Car se plonger dans le monde est autrement inconfortable. Composé d’une infinité de teintes de gris, il ressemble bien plus à un banc de brouillard qu’au paysage idéalisé que se représentent certains clowns de l’information. Cela force à une certaine humilité qui leur serait salutaire, et bien plus utile.
Les insipides belles-mères que sont devenues Denise Bombardier et Lise Payette se réfugient dans un mirage de la civilisation en ruine pour expliquer ce même déclin que décrit Denys Arcand dans ses films. Nous cherchons des réponses faciles et concrètes afin d’expliquer un monde dont les contours nous échappent.
J’aimerais, moi aussi, avoir quelques réponses. J’aimerais, à tout le moins, en trouver dans les livres. Mais je n’y trouve que quelques indices, et encore.
Le Monde selon Garp, célèbre roman de John Irving, est censé être une vaste farce. Un miroir déformant où les traits les moins flatteurs de notre monde y sont distendus, exagérés.

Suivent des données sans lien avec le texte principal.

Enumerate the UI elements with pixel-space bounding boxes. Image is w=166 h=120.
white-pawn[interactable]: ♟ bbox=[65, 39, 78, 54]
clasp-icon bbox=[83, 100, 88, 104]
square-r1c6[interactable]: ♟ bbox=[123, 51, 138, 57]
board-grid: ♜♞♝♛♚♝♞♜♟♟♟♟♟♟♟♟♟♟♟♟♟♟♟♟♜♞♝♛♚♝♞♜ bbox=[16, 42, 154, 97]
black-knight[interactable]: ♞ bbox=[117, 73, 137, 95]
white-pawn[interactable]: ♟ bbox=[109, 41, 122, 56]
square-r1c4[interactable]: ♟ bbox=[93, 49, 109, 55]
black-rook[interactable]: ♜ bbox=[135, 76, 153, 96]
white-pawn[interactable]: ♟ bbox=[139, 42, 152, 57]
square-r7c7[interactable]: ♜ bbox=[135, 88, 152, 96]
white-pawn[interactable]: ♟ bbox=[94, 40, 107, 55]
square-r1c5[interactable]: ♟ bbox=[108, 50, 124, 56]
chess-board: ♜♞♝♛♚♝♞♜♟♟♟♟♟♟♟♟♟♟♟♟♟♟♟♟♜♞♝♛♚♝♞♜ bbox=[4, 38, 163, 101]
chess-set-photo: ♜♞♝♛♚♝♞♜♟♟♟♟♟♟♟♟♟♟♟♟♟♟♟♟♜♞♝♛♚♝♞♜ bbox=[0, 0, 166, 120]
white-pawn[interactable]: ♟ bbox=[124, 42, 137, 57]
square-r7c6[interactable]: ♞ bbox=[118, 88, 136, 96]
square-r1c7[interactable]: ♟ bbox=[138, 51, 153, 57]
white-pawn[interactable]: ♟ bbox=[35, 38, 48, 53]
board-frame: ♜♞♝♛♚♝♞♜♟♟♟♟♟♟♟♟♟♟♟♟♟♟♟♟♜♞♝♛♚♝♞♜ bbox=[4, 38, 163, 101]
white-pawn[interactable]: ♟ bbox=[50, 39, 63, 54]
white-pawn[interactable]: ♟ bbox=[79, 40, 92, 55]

Et pourtant, quand on l’observe, ce monde, il se révèle au moins aussi ahurissant que les situations et les personnages grotesques de ce roman. Prenez seulement les Stéphane Dion, Sarah Palin, Julie Couillard et autres ahuris du genre: ne sont-ils pas aussi abracadabrants que les plus improbables personnages de fiction?
Ce qui me fait dire que les livres, même les plus cruels, même les plus dingues, ont une utilité inespérée. Ils ne se contentent pas de nous renvoyer des images du monde par fragments, mais nous permettent aussi de traverser leur miroir, comme l’Alice de Carroll, et de nous reposer d’un monde souvent inquiétant, parfois même désespérant.
On n’y trouve pas toutes les réponses, mais parfois, une certaine paix. C’est déjà beaucoup.